Bone screws are specialized types of screws used in orthopedic surgeries to fixate bones together. They are typically made of stainless steel or titanium and come in various sizes and shapes depending on the specific surgical application.
Bone screws are used in a wide range of procedures, such as fracture repair, spinal fusion, joint replacement, and osteotomy. They are designed to provide rigid internal fixation and promote bone healing. Bone screws can be either self-tapping or non-self-tapping, and they can be inserted manually or using power tools.
The selection of a bone screw depends on several factors, such as the size and shape of the bone, the type of fracture, and the surgeon's preference.
The screws used in bone are typically made of metal, such as stainless steel or titanium. The type of screw used depends on the specific application and the surgeon's preference. Common types of bone screws include cortical screws, cancellous screws, and cannulated screws. Cortical screws are used for dense bone, such as in the shaft of long bones, while cancellous screws are used in softer bone, such as in the ends of long bones and in the vertebrae. Cannulated screws have a hollow core that allows them to be inserted over a guide wire, which can be helpful in certain situations.
There are several types of bone screws used in orthopedic surgeries, including:
Cortical Screws: These are used to fixate the cortical bone, the hard outer layer of the bone. They have a partially threaded shaft and a tapered end.
Cancellous Screws: These screws are designed to fixate the cancellous bone, the softer inner layer of the bone. They have a fully threaded shaft and a blunt end.
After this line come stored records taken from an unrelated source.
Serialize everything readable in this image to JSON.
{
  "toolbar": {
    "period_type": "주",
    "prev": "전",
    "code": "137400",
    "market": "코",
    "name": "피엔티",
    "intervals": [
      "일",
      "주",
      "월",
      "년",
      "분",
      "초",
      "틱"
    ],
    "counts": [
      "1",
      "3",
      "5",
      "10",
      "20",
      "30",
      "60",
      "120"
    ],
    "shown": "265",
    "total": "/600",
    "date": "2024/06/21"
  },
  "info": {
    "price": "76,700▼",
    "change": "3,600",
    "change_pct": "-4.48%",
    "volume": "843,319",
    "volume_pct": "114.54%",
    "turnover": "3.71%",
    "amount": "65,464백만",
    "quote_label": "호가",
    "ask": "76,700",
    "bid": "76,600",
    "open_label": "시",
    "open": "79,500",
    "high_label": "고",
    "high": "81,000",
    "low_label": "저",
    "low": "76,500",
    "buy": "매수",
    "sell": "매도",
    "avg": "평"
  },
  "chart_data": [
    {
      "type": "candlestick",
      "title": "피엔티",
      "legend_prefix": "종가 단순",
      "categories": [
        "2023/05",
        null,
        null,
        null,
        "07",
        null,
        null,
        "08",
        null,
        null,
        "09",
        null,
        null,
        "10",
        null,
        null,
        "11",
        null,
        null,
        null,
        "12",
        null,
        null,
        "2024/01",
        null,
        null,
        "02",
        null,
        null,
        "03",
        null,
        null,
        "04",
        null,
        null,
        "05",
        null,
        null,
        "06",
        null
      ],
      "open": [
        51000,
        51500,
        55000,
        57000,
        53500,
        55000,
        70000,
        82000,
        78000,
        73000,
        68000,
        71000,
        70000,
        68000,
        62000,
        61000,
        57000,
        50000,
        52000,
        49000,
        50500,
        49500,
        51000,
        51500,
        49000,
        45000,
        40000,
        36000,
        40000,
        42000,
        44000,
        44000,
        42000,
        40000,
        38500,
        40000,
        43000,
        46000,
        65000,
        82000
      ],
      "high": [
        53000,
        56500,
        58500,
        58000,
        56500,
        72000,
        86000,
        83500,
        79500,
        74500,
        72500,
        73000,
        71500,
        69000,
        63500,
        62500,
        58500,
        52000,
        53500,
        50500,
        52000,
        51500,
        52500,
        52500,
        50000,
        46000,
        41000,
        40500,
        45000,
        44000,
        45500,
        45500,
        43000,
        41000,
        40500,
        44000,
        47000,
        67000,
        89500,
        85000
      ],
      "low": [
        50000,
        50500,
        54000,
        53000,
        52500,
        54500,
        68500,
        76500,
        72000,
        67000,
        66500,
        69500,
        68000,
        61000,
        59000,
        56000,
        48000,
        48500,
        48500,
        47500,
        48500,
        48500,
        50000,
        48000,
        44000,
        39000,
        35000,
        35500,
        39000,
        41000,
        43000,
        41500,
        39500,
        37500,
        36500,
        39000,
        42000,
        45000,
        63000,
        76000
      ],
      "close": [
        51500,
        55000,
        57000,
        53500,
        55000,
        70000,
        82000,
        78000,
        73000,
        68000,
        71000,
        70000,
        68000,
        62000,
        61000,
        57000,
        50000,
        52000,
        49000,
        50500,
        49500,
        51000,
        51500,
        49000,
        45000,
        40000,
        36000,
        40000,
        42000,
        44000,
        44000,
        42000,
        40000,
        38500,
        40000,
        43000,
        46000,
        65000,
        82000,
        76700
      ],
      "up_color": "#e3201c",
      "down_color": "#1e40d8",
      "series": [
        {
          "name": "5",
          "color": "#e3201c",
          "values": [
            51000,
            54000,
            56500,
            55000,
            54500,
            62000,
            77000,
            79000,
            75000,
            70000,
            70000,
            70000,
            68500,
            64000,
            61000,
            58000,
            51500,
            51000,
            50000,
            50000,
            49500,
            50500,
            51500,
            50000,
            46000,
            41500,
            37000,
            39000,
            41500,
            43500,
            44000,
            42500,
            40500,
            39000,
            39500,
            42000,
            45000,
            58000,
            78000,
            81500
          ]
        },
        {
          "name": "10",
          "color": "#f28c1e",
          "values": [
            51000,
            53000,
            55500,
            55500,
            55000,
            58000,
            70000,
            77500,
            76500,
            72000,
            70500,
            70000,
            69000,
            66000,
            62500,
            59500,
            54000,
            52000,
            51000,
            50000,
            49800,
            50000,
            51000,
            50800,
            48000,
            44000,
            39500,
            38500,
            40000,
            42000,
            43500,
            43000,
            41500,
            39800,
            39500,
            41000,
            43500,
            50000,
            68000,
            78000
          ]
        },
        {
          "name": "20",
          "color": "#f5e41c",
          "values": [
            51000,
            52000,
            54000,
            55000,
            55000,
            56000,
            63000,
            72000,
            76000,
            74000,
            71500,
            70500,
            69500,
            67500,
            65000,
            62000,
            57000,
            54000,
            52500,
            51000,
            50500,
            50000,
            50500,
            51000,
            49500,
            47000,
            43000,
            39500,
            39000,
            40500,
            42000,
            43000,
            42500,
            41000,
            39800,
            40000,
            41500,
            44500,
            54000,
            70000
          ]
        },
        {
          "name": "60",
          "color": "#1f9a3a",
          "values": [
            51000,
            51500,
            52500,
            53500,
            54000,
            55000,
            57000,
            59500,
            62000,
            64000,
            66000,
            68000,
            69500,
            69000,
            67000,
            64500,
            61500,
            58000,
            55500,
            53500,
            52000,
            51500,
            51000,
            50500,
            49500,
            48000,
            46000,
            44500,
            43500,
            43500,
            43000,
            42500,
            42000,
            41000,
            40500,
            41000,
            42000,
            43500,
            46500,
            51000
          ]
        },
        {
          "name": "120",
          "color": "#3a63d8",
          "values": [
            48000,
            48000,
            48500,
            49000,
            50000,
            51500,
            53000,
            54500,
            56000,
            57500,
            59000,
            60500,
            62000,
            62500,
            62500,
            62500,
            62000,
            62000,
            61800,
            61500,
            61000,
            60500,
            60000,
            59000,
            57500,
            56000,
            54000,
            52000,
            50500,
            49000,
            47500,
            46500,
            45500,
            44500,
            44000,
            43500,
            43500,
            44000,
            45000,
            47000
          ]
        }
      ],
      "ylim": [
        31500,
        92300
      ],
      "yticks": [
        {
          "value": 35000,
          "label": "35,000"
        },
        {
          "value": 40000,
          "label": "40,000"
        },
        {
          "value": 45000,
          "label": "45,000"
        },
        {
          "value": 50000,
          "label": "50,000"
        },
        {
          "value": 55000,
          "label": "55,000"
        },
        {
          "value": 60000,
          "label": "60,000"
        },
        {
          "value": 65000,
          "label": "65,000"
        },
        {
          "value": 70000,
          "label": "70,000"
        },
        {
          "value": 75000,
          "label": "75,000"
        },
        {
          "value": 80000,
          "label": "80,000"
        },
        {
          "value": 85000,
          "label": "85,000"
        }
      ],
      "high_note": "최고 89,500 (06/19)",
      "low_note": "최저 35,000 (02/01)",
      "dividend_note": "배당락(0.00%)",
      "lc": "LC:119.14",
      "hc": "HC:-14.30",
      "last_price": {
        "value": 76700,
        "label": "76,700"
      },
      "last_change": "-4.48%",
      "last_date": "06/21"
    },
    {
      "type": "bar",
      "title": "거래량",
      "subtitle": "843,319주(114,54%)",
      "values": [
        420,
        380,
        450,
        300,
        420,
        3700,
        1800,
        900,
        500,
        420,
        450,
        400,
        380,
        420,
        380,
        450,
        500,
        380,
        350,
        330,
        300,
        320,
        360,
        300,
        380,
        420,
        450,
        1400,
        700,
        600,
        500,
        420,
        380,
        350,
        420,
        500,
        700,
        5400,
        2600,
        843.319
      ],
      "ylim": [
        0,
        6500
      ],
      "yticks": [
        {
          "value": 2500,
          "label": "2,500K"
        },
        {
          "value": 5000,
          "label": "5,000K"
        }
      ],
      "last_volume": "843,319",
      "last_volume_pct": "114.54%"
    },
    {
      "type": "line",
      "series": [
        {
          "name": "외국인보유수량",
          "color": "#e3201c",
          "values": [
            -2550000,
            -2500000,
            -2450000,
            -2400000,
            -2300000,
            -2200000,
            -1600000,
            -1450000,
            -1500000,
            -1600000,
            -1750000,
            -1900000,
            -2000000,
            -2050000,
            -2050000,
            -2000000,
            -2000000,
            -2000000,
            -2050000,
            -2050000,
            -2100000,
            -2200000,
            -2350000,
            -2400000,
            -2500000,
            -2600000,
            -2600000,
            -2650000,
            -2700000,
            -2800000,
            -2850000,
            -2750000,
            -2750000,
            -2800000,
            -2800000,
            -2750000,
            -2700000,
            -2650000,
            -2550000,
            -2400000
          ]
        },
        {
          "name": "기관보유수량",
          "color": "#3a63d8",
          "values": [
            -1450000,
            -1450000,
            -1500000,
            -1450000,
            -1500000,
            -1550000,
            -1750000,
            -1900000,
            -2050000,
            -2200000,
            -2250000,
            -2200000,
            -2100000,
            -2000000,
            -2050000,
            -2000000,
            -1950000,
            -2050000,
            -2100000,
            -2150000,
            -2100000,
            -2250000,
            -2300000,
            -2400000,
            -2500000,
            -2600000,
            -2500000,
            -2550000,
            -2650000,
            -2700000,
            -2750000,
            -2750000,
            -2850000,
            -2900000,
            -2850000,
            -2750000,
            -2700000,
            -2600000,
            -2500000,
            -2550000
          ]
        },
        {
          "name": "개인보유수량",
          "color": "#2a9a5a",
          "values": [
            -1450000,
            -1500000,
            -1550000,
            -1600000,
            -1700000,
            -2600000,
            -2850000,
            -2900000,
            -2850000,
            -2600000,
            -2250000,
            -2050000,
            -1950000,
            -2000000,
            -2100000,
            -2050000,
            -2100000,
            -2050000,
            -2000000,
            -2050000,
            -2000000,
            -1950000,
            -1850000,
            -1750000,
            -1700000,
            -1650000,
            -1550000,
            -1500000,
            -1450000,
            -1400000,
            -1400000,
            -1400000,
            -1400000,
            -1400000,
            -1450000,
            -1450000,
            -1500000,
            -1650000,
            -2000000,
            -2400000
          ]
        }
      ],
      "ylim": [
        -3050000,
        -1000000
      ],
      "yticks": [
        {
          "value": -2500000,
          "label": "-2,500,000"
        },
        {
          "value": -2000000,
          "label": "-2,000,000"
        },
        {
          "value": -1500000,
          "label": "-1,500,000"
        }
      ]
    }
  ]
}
Cannulated Screws: These screws have a hollow center, which allows a guide wire or other instruments to pass through them. They are used in minimally invasive surgeries.
Headless Screws: These screws have no head and are designed to be countersunk into the bone. They are used in areas where a screw head would interfere with joint movement.
Locking Screws: These screws have a threaded head that locks into the plate, creating a fixed-angle construct. They are used in unstable fracture patterns or in osteoporotic bone.
Self-Tapping Screws: These screws are designed to tap their own threads as they are inserted into the bone. They are commonly used in orthopedic surgeries.
Self-Drilling Screws: These screws have a drill bit attached to the end, which allows them to drill their own pilot hole as they are inserted into the bone.
The choice of screw type depends on the location of the bone to be fixed, the type of bone, the fracture pattern, and the surgeon's preference.
Bone screws can be permanent or temporary, depending on the type of surgery and the patient's condition. In some cases, the screws are intended to be permanent and are designed to remain in the bone for the rest of the patient's life without causing any problems.
In other cases, such as when screws are used for fracture repair or spinal fusion, they may be removed once the bone has healed or the fusion has taken place. The decision on whether to remove the screws depends on factors such as the patient's age, health status, and the type of surgery performed.
Most bone screws used in modern orthopedic surgery are made of materials such as titanium or stainless steel, which are highly resistant to rusting.
However, over time, there is a possibility that screws may corrode or degrade, particularly if there is exposure to bodily fluids or other substances that can cause corrosion. This can sometimes lead to complications, such as infection or loosening of the screw.
It is important for patients to follow their surgeon's instructions for care and monitoring of their implant to minimize the risk of complications.
When screws are removed from bones, the holes that were drilled to insert the screws may remain open for a period of time, until the bone has had a chance to fill in the gaps and heal fully.
In some cases, the removal of screws may cause some discomfort or pain for a short period of time as the body adjusts and the healing process continues.
However, in general, the removal of screws from bones is a relatively simple and low-risk procedure, and most patients are able to resume normal activities within a few days to a week after the surgery.
It is important to follow the advice of your healthcare provider regarding post-operative care and any restrictions on physical activity or other behaviors during the healing process.